Inolvidable maestra
Por Chanssonier
Antes de ir a un centro educativo oficial, fui llevado a una modesta escuela particular, la que era atendida por doña Albinita Bello, quien había convertido la sala de su hogar, en modesta aula escolar en donde aprendí las primeras letras, al igual que un grupo de infantes; lo que me pareció extraño es que no concurriera una sola mujer. La pequeña escuela estaba en la calle Altamirano, utilizándose para la enseñanza el entonces tan de boga Silabario de San Miguel.
La maestra Albinita era maestra titulada, ya jubilada; frente al salón de clases tenía ese valioso documento, el cual le había extendido el gobernador del estado, coronel Antonio Mercenario, en el año de 1899. Cuando fue mi profesora ya penaba cana, siendo su camino lento, teniendo que utilizar anteojos porque su vista los requería. Como buen acatólica que siempre fue, muy de mañana asistía a escuchar misa en la iglesia de la Asunción; tenía dos hermanos mayores, doña Aurelia y don Encarnación, quienes se encargaban de atender la casa, mientras ella se dedicaba a transmitir sus conocimientos a sus pequeños discípulos.
Cuando un niño terminaba satisfactoriamente el Silabario, de manera anticipada la maestra Albinita lo hacía del conocimiento de los padres del menor, para celebrar tan singular fecha. De la escuela era conducido a su casa, caminando bajo un arco de carrizos, engalanado con papel de china multicolor. ¡Qué viva la cruz del calvario!, gritaban los acompañantes, para enseguida agregar que ese niño había terminado el silabario.

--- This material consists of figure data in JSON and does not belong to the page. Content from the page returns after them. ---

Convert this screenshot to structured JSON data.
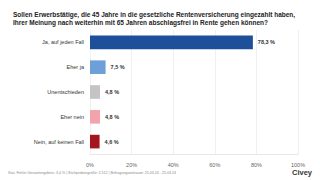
{
  "chart_data": {
    "type": "bar",
    "orientation": "horizontal",
    "title": "Sollen Erwerbstätige, die 45 Jahre in die gesetzliche Rentenversicherung eingezahlt haben, Ihrer Meinung nach weiterhin mit 65 Jahren abschlagsfrei in Rente gehen können?",
    "categories": [
      "Ja, auf jeden Fall",
      "Eher ja",
      "Unentschieden",
      "Eher nein",
      "Nein, auf keinen Fall"
    ],
    "values": [
      78.3,
      7.5,
      4.8,
      4.8,
      4.6
    ],
    "value_labels": [
      "78,3 %",
      "7,5 %",
      "4,8 %",
      "4,8 %",
      "4,6 %"
    ],
    "colors": [
      "#1d4f9a",
      "#6d9fd9",
      "#c4c4c4",
      "#f2a3ab",
      "#a3161e"
    ],
    "data_labels": true,
    "xlim": [
      0,
      100
    ],
    "xticks": [
      {
        "value": 0,
        "label": "0%"
      },
      {
        "value": 20,
        "label": "20%"
      },
      {
        "value": 40,
        "label": "40%"
      },
      {
        "value": 60,
        "label": "60%"
      },
      {
        "value": 80,
        "label": "80%"
      },
      {
        "value": 100,
        "label": "100%"
      }
    ],
    "grid": true,
    "footnote": "Stat. Fehler Gesamtergebnis: 3,4 % | Stichprobengröße: 2.512 | Befragungszeitraum: 25.03.24 - 25.03.24",
    "brand": "Civey"
  }
}
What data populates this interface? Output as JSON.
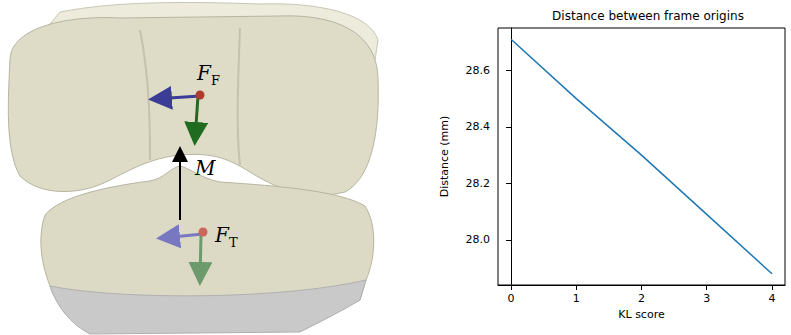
{
  "diagram": {
    "labels": [
      {
        "name": "F",
        "subscript": "F"
      },
      {
        "name": "M"
      },
      {
        "name": "F",
        "subscript": "T"
      }
    ]
  },
  "chart_data": {
    "type": "line",
    "title": "Distance between frame origins",
    "x_label": "KL score",
    "y_label": "Distance (mm)",
    "x": [
      0,
      1,
      2,
      3,
      4
    ],
    "series": [
      {
        "color": "#1f77b4",
        "marker": "none",
        "line_style": "solid",
        "values": [
          28.71,
          28.5,
          28.3,
          28.09,
          27.88
        ]
      }
    ],
    "xlim": [
      -0.2,
      4.2
    ],
    "xticks": [
      0,
      1,
      2,
      3,
      4
    ],
    "ylim": [
      27.84,
      28.75
    ],
    "yticks": [
      {
        "value": 28,
        "label": "28.0"
      },
      28.2,
      28.4,
      28.6
    ],
    "grid": false
  }
}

Cuando el pequeño estudiante llegaba a su hogar, hacían pasar a sus invitados a quienes les ofrecían nieves de sabores con galletas de surtido rico, o de ser tarde el obsequio consistía por lo general en atole de sabores con suculentos tamales de dulce y carne.

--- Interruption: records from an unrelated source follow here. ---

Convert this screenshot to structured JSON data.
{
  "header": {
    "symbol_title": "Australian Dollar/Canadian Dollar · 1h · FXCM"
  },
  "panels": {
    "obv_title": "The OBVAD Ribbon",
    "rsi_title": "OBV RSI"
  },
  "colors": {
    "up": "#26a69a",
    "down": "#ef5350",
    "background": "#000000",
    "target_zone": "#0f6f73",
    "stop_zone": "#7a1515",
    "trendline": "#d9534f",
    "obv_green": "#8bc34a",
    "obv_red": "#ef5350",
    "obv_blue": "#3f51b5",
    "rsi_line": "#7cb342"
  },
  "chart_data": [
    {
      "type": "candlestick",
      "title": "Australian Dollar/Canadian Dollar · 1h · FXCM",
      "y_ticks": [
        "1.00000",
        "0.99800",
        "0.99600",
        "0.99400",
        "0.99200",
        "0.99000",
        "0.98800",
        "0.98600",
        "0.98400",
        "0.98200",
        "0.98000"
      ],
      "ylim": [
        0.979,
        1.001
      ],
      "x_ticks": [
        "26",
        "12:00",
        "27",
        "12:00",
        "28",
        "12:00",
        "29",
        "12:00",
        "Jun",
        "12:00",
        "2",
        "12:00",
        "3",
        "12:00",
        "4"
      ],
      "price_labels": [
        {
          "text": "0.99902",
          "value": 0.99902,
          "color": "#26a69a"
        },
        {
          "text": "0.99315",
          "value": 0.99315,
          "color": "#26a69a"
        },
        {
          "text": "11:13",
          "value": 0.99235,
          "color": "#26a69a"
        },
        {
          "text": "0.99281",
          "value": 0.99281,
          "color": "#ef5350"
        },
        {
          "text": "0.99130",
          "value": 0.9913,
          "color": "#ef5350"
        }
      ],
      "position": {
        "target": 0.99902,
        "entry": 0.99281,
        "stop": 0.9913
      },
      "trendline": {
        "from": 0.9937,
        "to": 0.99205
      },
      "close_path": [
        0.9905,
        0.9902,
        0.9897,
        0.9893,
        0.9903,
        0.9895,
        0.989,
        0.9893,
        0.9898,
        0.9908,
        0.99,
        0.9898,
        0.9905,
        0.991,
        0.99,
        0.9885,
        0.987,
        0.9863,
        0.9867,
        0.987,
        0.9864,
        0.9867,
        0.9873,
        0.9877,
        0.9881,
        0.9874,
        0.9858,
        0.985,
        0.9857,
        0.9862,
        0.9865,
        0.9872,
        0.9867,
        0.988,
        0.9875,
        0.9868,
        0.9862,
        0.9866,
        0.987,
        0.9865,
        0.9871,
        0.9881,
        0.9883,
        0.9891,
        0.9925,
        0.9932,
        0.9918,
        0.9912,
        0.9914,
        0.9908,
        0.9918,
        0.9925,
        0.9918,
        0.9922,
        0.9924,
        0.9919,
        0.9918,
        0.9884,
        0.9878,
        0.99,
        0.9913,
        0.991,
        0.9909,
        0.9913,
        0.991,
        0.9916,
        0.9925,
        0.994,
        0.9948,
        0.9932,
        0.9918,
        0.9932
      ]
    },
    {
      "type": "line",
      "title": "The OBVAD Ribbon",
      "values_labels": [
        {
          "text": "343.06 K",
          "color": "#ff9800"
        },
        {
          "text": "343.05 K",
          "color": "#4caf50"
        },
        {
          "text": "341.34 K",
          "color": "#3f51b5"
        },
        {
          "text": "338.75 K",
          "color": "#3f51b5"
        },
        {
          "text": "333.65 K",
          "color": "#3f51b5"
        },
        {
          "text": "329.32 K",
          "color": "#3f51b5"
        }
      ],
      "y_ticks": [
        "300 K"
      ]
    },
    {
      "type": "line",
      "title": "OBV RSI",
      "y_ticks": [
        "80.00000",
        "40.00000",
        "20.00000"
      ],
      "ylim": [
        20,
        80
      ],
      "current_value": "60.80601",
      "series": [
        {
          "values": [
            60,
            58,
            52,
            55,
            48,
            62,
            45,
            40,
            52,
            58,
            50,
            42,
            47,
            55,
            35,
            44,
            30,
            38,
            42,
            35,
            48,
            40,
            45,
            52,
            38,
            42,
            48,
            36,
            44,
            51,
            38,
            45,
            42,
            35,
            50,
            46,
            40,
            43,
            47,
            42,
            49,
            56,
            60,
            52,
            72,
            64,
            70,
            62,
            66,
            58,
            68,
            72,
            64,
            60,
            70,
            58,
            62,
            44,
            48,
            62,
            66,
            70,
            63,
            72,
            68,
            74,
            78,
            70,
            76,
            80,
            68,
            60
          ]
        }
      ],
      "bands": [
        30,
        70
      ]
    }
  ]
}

Hace casi ocho décadas que la maestra Albinita Bello me enseñó las primeras letras; ella murió hace muchos años estando recostada en el regazo de Dios, porque su paso por la vida le sirvió para hacer el bien a su semejantes. Para mí siempre será la maestra inolvidable.
Fue toda dulzura
Cuando ingresé a una escuela oficial solo había tres en la población; eran la “Ignacio Manuel Altamirano”, que más adelante se le puso el nombre de “Primer Congreso de Anáhuac”; la José María Morelos y Pavón y la “Lauro Aguirre”. Mi madre me inscribió en la primera en donde tuve como profesora, a una joven y guapa mujer de nombre María de la Luz Frutos, recién egresada de la Escuela Nacional de Maestros, teniendo en este lugar su primera plaza.
Era una fémina de carácter afable, siempre con la sonrisa a flor de labio; con ella no solo ratifique mis escasos conocimientos, si no que me interesó en el aprendizaje, enseñándonos por otra parte a amar nuestra bandera tricolor, haciéndonos conocer el himno nacional, respetándolo cada vez que teníamos oportunidad de escucharlo, cantándolo al mismo tiempo.
La maestra Frutos estuvo brevemente en esta plaza, tiempo suficiente para ganarse el cariño de quienes fuimos sus alumnos. En la capital del país logró escalar importantes cargos docentes dentro de la SEP. En cierta ocasión vino a esta ciudad; al decirle que había sido su alumnos me dio un fuerte abrazo, siendo la última vez que tuve el agrado de estar con ella, habiendo fallecido hace muchos años.